Submitted to: Journal of Sugarbeet Research
Publication Type: Peer Reviewed Journal
Publication Acceptance Date: 10/27/2004
Publication Date: 1/10/2005
Citation: Weiland, J.J., Shelver, W.L. 2005. Production and characterization of antiserum to aphanomyces cochlioides. Journal of Sugarbeet Research. 41(4) 179-190.

Interpretive Summary: Sugarbeet root rot caused by Aphanomyces cochlioides is a serious disease affecting roots of the crop in the field. The diagnosis of root rot caused by this organism can be problematic since other fungi cause root rots as well. Antisera tests for disease causing organisms have been used extensively in disease diagnosis in humans and in agricultural products. Yet no antisera test was ever before developed for this disease of sugarbeet. Here we report that antiserum raised in rabbits against dead Aphanomyces cochlioides is capable of detecting this organism in diseased beet plants. The antiserum should prove useful to agricultural diagnostic laboratories and to basic research on sugarbeets.

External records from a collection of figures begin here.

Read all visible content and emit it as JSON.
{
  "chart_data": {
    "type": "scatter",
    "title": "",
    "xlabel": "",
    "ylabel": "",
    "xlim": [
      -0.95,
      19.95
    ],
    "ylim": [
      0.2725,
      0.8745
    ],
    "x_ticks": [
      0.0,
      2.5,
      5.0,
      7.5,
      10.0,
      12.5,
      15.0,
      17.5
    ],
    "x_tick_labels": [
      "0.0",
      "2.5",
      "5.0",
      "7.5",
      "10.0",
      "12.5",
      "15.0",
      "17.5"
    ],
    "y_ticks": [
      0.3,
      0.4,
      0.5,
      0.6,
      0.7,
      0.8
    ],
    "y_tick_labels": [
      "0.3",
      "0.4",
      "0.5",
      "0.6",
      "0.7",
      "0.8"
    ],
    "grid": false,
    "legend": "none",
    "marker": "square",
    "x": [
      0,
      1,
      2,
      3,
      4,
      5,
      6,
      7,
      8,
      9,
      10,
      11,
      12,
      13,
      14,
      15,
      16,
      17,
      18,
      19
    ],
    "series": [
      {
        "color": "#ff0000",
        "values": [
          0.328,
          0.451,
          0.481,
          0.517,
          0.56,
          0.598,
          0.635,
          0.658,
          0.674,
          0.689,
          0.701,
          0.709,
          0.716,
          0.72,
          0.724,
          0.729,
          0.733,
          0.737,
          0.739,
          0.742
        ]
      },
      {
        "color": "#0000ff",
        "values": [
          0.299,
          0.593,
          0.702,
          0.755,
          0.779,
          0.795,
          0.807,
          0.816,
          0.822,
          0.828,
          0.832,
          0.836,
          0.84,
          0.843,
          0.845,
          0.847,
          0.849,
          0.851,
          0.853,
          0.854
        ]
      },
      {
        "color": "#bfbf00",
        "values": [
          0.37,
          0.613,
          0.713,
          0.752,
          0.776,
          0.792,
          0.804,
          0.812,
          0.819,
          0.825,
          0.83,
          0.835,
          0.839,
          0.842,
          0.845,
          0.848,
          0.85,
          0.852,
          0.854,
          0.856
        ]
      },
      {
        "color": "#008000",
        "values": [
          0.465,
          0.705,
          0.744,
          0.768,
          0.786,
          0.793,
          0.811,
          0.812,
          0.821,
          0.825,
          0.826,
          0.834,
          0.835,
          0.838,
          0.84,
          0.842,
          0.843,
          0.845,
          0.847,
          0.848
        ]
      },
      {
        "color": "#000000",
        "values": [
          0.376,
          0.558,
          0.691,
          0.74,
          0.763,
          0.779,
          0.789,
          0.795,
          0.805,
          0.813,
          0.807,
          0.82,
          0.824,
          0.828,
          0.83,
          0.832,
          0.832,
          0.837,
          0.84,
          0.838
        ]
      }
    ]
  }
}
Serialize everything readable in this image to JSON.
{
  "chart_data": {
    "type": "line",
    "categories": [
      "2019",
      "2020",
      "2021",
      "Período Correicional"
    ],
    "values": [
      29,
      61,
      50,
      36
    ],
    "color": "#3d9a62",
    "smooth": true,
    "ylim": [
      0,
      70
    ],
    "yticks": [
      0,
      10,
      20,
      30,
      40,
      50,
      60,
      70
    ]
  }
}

Technical Abstract: Methods for the evaluation of root rot disease in sugarbeet caused by pathogenic fungi historically have relied on visual assessment. In an initial attempt to develop complementary means for evaluating levels of root rot disease caused by A. cochlioides, antiserum was produced in rabbits that had been immunized with a cell-wall preparation of this organism. Specificity tests using enzyme-linked immunosorbant assay (ELISA) indicate that the antiserum is strongly reactive with both A. cochlioides and A. euteiches, but weakly with oomycetes non-pathogenic to sugarbeet, with filamentous fungi that infect sugarbeet, or with extracts prepared from healthy sugarbeet. A 1:2,000 dilution of the serum was sufficient to readily detect A. cochlioides in infected sugarbeet seedlings. Sugarbeet roots obtained from a piling station in Minnesota, USA that exhibited adult root rot symptoms characteristic of those caused by A. cochlioides tested negative for the presence of this pathogen. Use of the antiserum for the detection of A. cochlioides in sugarbeet infected in the field and in greenhouse screening programs for evaluating varietal resistance to this pathogen are discussed.